Sol dell’Alba: l’edizione 2026
Appuntamento al Teatro Mediterraneo di Bisceglie l'8 agosto con un’orchestra di oltre 80 elementi che inizia a suonare alle 4:40 del mattino
Il Teatro (all’aperto) Mediterraneo di Bisceglie accoglie l’8 agosto una performance emozionante. Si chiama Sol dell’Alba: un’orchestra imponente di oltre 80 elementi inizia a suonare alle 4:40 del mattino, sfidando l’oscurità per esplodere nel culmine sinfonico quando il sole sale all’orizzonte.
Nel cuore dell’estate pugliese musica diventa così un rito collettivo di connessione universale. Per l’edizione 2026, il palco naturale del Teatro Mediterraneo, ‘adagiato’ sull’Adriatico, ospita un viaggio simbolico dedicato al mare. Il tema è infatti “Il mare ed i suoi viaggi”. Un’esperienza immersiva a impatto zero in cui l’assenza di luci e amplificazione artificiale lascia spazio al respiro delle onde e alla purezza dei timbri orchestrali.
A guidare il viaggio è l’Orchestra Filarmonica Pugliese diretta dal M° Giovanni Minafra, una compagine che, negli ultimi anni, ha conquistato palchi importanti come il Mozarteum di Salisburgo e la Philharmonie di Berlino e la Victoria Hall di Ginevra.
La narrazione di quest’anno è racchiusa in alcuni brani iconici che saranno eseguiti: ‘La Leggenda del pianista sull’oceano’ di Morricone o ‘I pirati dei Caraibi’ di Zimmer, ‘presi in prestito’ dal cinema, alterneranno pezzi classici puri come l’Ouverture da ‘L’olandese volante’ di Wagner e l’Aquarium da ‘Il Carnevale degli animali’ di Saint-Saëns. Ma c’è anche un’immagine potente: quella della nave sulla locandina. In un’epoca in cui spesso guardiamo ai confini, Sol dell’Alba sceglie di guardare all’orizzonte.
Il mare viene celebrato come un ponte millenario che ha permesso l’incontro di culture, suoni e filosofie.

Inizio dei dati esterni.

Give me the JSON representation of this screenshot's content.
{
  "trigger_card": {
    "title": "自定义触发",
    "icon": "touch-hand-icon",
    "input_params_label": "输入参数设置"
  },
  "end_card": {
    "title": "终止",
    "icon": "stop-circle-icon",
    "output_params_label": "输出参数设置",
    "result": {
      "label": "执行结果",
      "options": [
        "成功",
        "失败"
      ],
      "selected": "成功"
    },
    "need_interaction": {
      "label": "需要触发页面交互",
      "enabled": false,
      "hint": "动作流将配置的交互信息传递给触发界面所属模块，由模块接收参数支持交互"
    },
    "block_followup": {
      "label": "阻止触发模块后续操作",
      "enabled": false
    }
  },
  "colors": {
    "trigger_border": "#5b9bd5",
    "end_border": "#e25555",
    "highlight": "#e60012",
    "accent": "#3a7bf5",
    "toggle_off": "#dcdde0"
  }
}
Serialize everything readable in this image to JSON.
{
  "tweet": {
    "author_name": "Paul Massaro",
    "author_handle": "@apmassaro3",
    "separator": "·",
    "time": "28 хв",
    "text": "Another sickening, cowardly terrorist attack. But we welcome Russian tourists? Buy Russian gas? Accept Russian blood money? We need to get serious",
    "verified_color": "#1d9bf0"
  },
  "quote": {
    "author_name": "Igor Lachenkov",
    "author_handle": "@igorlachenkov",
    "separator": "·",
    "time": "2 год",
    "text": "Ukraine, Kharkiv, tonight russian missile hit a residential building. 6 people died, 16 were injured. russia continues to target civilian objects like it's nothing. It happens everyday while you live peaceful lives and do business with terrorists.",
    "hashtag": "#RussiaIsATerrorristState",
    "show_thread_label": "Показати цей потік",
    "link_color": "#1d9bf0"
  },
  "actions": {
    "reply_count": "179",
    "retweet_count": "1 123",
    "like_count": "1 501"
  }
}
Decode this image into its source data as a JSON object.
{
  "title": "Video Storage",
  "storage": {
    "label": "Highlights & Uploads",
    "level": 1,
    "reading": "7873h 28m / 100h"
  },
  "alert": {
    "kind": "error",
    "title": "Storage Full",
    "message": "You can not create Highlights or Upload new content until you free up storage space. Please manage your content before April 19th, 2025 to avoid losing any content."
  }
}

Attraverso l’arte e la musica, l’evento sottolinea come ogni porto sia una porta aperta verso l’altro, trasformando l’Adriatico (e ogni mare) in un grembo di civiltà condivisa
Alla fine del concerto, si festeggia con caffè caldo e “sospiri” artigianali, i dolci tipici della città, preparati nella notte dai Maestri Pasticceri e serviti direttamente in teatro a spettatori e musicisti, perché in Puglia anche l’alba ha il sapore della condivisione.